Algeria’s President Abdelaziz Bouteflika dismissed two senior generals, the presidency said, a fresh upheaval in the OPEC oil producer’s power structure ahead of a presidential election next year.
The generals, Said Bey and Lahbib Chentouf, had been in charge of the first and second military regions. Algeria, a key gas supplier to Europe, is divided into six military regions.
A presidency statement on Friday did not give a reason for the dismissals which came two months after Bouteflika sacked the North African country’s powerful police chief, Abdelghani Hamel.
He also fired in June Menad Nouba, who was in charge of the gendarmerie, a separate security unit controlled by the army.
State media gave no reason for those dismissals at the time, but they triggered speculation by observers and local media about power struggles within Algeria’s opaque political, military and business elite ahead of the 2019 presidential election.

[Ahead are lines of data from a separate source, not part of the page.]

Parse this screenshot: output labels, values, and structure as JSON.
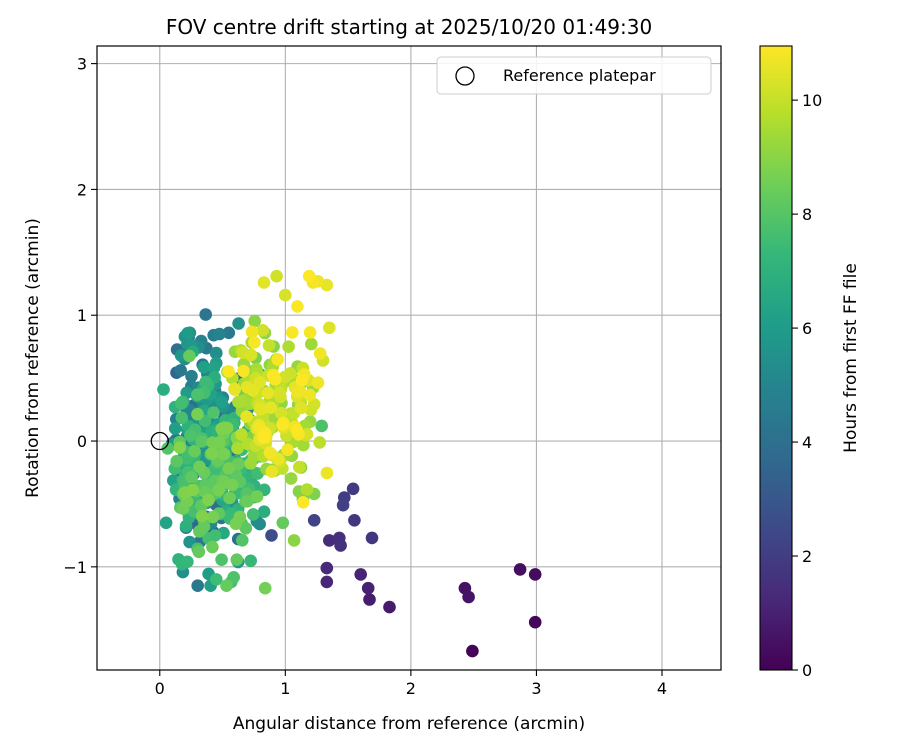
{
  "chart_data": {
    "type": "scatter",
    "title": "FOV centre drift starting at 2025/10/20 01:49:30",
    "xlabel": "Angular distance from reference (arcmin)",
    "ylabel": "Rotation from reference (arcmin)",
    "xlim": [
      -0.5,
      4.47
    ],
    "ylim": [
      -1.82,
      3.14
    ],
    "xticks": [
      0,
      1,
      2,
      3,
      4
    ],
    "xtick_labels": [
      "0",
      "1",
      "2",
      "3",
      "4"
    ],
    "yticks": [
      -1,
      0,
      1,
      2,
      3
    ],
    "ytick_labels": [
      "−1",
      "0",
      "1",
      "2",
      "3"
    ],
    "grid": true,
    "legend": {
      "position": "top-right",
      "entries": [
        "Reference platepar"
      ]
    },
    "reference_point": {
      "x": 0,
      "y": 0,
      "label": "Reference platepar"
    },
    "colorbar": {
      "label": "Hours from first FF file",
      "range": [
        0,
        10.95
      ],
      "ticks": [
        0,
        2,
        4,
        6,
        8,
        10
      ],
      "tick_labels": [
        "0",
        "2",
        "4",
        "6",
        "8",
        "10"
      ],
      "colormap": "viridis"
    },
    "labeled_points": [
      {
        "x": 2.49,
        "y": -1.67,
        "c": 0.1
      },
      {
        "x": 2.99,
        "y": -1.44,
        "c": 0.2
      },
      {
        "x": 2.99,
        "y": -1.06,
        "c": 0.3
      },
      {
        "x": 2.87,
        "y": -1.02,
        "c": 0.4
      },
      {
        "x": 2.43,
        "y": -1.17,
        "c": 0.5
      },
      {
        "x": 2.46,
        "y": -1.24,
        "c": 0.6
      },
      {
        "x": 1.83,
        "y": -1.32,
        "c": 0.8
      },
      {
        "x": 1.67,
        "y": -1.26,
        "c": 0.9
      },
      {
        "x": 1.66,
        "y": -1.17,
        "c": 1.0
      },
      {
        "x": 1.6,
        "y": -1.06,
        "c": 1.1
      },
      {
        "x": 1.33,
        "y": -1.12,
        "c": 1.2
      },
      {
        "x": 1.33,
        "y": -1.01,
        "c": 1.3
      },
      {
        "x": 1.35,
        "y": -0.79,
        "c": 1.4
      },
      {
        "x": 1.43,
        "y": -0.77,
        "c": 1.5
      },
      {
        "x": 1.44,
        "y": -0.83,
        "c": 1.6
      },
      {
        "x": 1.69,
        "y": -0.77,
        "c": 1.7
      },
      {
        "x": 1.55,
        "y": -0.63,
        "c": 1.8
      },
      {
        "x": 1.54,
        "y": -0.38,
        "c": 1.9
      },
      {
        "x": 1.47,
        "y": -0.45,
        "c": 2.0
      },
      {
        "x": 1.46,
        "y": -0.51,
        "c": 2.1
      },
      {
        "x": 1.23,
        "y": -0.63,
        "c": 2.2
      },
      {
        "x": 0.89,
        "y": -0.75,
        "c": 2.6
      },
      {
        "x": 0.55,
        "y": 0.86,
        "c": 4.5
      },
      {
        "x": 0.24,
        "y": 0.86,
        "c": 5.5
      },
      {
        "x": 0.2,
        "y": 0.83,
        "c": 5.6
      },
      {
        "x": 0.22,
        "y": 0.77,
        "c": 5.7
      },
      {
        "x": 0.17,
        "y": 0.68,
        "c": 5.8
      },
      {
        "x": 0.03,
        "y": 0.41,
        "c": 6.8
      },
      {
        "x": 0.05,
        "y": -0.65,
        "c": 6.3
      },
      {
        "x": 0.22,
        "y": -0.96,
        "c": 7.3
      },
      {
        "x": 0.45,
        "y": -1.1,
        "c": 7.5
      },
      {
        "x": 0.57,
        "y": -1.12,
        "c": 7.6
      },
      {
        "x": 0.84,
        "y": -1.17,
        "c": 8.6
      },
      {
        "x": 0.98,
        "y": -0.65,
        "c": 8.3
      },
      {
        "x": 1.07,
        "y": -0.79,
        "c": 9.0
      },
      {
        "x": 1.23,
        "y": -0.42,
        "c": 8.8
      },
      {
        "x": 1.14,
        "y": -0.46,
        "c": 8.4
      },
      {
        "x": 1.29,
        "y": 0.12,
        "c": 7.8
      },
      {
        "x": 0.83,
        "y": 1.26,
        "c": 10.5
      },
      {
        "x": 1.0,
        "y": 1.16,
        "c": 10.3
      },
      {
        "x": 1.19,
        "y": 1.31,
        "c": 10.9
      },
      {
        "x": 1.26,
        "y": 1.27,
        "c": 10.7
      },
      {
        "x": 1.33,
        "y": 1.24,
        "c": 10.6
      },
      {
        "x": 1.22,
        "y": 1.26,
        "c": 10.8
      },
      {
        "x": 1.3,
        "y": 0.64,
        "c": 10.2
      },
      {
        "x": 1.35,
        "y": 0.9,
        "c": 10.4
      },
      {
        "x": 1.14,
        "y": 0.58,
        "c": 10.1
      },
      {
        "x": 0.87,
        "y": 0.76,
        "c": 10.0
      },
      {
        "x": 0.82,
        "y": 0.88,
        "c": 10.2
      },
      {
        "x": 0.7,
        "y": 0.53,
        "c": 9.1
      },
      {
        "x": 0.9,
        "y": 0.59,
        "c": 9.6
      }
    ],
    "cloud_summary": {
      "point_count": 600,
      "x_range": [
        0.0,
        1.4
      ],
      "y_range": [
        -1.15,
        1.31
      ],
      "note": "dense cluster; color (hours) increases with x"
    },
    "colormap_stops": [
      "#440154",
      "#482878",
      "#3e4989",
      "#31688e",
      "#26828e",
      "#1f9e89",
      "#35b779",
      "#6ece58",
      "#b5de2b",
      "#fde725"
    ]
  }
}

The ruling FLN party has urged Bouteflika, who has been wheelchair-bound and rarely appeared in public since suffering a stroke in 2013, to run for a fifth term, says a Reuters report.
The veteran leader, in office since 1999, has not said yet whether he will stand.
General Ali Sidane, who was the director of the Cherchell military academy, will replace Chentouf, and general Meftah Sawab who served as chief of the sixth military region will replace Bey, a statement said.